On May 31, 1993, Yad Vashem's Director of Archives, Yaacov Lozowick, responded to my offer. "We are VERY interested in your grandfather’s diary," he wrote. But he could not meet my one condition: that Yad Vashem publish the diary and use it to actively combat antisemitism. "As to publishing the diary," Lozowick wrote, "to be honest, I don’t see how Yad Vashem can publish it in its entirety. And I have thousands of documents that cry out to be published."
I then tried the new Holocaust museum in Washington, DC. and got the same response: they were eager for the diary but not to publish and use it.

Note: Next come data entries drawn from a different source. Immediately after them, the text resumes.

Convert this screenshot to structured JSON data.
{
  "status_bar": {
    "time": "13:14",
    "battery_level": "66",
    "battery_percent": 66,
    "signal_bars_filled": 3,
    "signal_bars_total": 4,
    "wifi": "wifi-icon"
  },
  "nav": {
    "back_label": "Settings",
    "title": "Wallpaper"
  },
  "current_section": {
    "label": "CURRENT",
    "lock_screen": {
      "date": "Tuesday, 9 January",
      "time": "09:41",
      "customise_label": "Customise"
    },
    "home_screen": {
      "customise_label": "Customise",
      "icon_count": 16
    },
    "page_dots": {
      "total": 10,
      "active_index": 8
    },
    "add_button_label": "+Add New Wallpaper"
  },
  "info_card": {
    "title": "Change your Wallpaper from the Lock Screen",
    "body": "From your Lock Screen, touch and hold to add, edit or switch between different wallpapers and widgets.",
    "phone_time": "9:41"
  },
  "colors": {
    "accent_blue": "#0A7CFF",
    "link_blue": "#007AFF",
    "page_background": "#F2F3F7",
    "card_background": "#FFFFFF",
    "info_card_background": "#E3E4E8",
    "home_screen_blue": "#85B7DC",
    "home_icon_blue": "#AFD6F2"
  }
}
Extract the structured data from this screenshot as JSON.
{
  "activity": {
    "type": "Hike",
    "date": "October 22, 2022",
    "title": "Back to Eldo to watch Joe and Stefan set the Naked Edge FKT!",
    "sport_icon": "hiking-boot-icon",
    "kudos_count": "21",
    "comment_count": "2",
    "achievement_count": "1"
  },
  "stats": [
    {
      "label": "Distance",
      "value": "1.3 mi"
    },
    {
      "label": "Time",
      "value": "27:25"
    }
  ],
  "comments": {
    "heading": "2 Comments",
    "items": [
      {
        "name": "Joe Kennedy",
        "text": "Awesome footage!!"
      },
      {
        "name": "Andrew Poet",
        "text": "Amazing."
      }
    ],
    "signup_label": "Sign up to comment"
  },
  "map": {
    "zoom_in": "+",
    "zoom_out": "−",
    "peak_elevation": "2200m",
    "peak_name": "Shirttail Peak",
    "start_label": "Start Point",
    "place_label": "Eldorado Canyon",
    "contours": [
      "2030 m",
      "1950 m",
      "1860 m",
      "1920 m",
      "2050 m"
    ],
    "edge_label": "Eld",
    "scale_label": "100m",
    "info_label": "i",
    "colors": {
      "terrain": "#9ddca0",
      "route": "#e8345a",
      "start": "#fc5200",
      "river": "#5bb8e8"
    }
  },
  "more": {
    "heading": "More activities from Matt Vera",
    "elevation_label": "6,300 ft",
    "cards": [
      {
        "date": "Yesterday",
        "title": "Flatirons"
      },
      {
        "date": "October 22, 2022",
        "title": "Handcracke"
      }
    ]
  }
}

Try as I might, I could not convince any Jewish organization that "Never Again" had already become meaningless in the face of increased antisemitism and threats from Iran and its terrorist minions.
In 2003, I found an ally in a former combat pilot who served in WWII. President George H. W. Bush recognized the diary's significance and arranged for a 2005 exhibit at his presidential library to commemorate the 60th anniversary of VE Day. That was followed by an exhibit in the Dwight Eisenhower Presidential Library.
One month before the opening of the Bush exhibit, I read about Yad Vashem's 100-million dollar ($100,000,000) renovation. They had money, evidently, for fresh paint but not for documents "that cry out to be published." Then the Washington DC museum sent their archivist, Henry Mayer, to see the Bush exhibit. He was highly impressed but repeated they could not guarantee publication.
After another six years, with the help of some German colleagues and Heidelberg University, I published the complete diary in Germany in two volumes, 1,100 pages, where it received wide acclaim. Europe's premiere magazine, Der Spiegel, echoed my faith in it: "Kellner fashioned an image of Nazi Germany that has never existed before in such a vivid, concise and challenging form. He reveals what everyone could have known about the war of extermination in the East, the crimes against the Jews and the acts of terror committed by the Nazi Party."
Poland and Russia published translations.
When Cambridge University Press published my English translation in 2018, Yad Vashem got back in touch. They invited me to be a keynote speaker at their Holocaust Education Conference and asked me to bring some notebooks of the diary for an exhibit. They had the German and English editions of the diary in their library and would add them to the exhibit.
Friedrich Kellner was finally at Yad Vashem--at least for a speech and a brief exhibit.
A vexing question persists: If in 1993, Yad Vashem had committed to publishing Friedrich Kellner's diary - and who knows what else - and tenaciously used it against the current enemies of Jews, would Chairman Dayan have such an uphill battle today? For that matter, considering other relevant entries in the weapon of truth, would the Israeli government have tried earlier to put an end to Hamas? "Only intensive preventive measures can stop an enemy’s incessant aggression," wrote Friedrich Kellner in 1940. "The sharpest means would still be too mild."
Robert Scott Kellner,a navy veteran, is a retired English professor who taught at the University of Massachusetts and Texas A&M University. The grandson of Friedrich Kellner, he published the diary in Germany in 2011 and is the editor and translator of My Opposition: The Diary of Friedrich Kellner--A German against the Third Reich, Cambridge University Press, United Kingdom.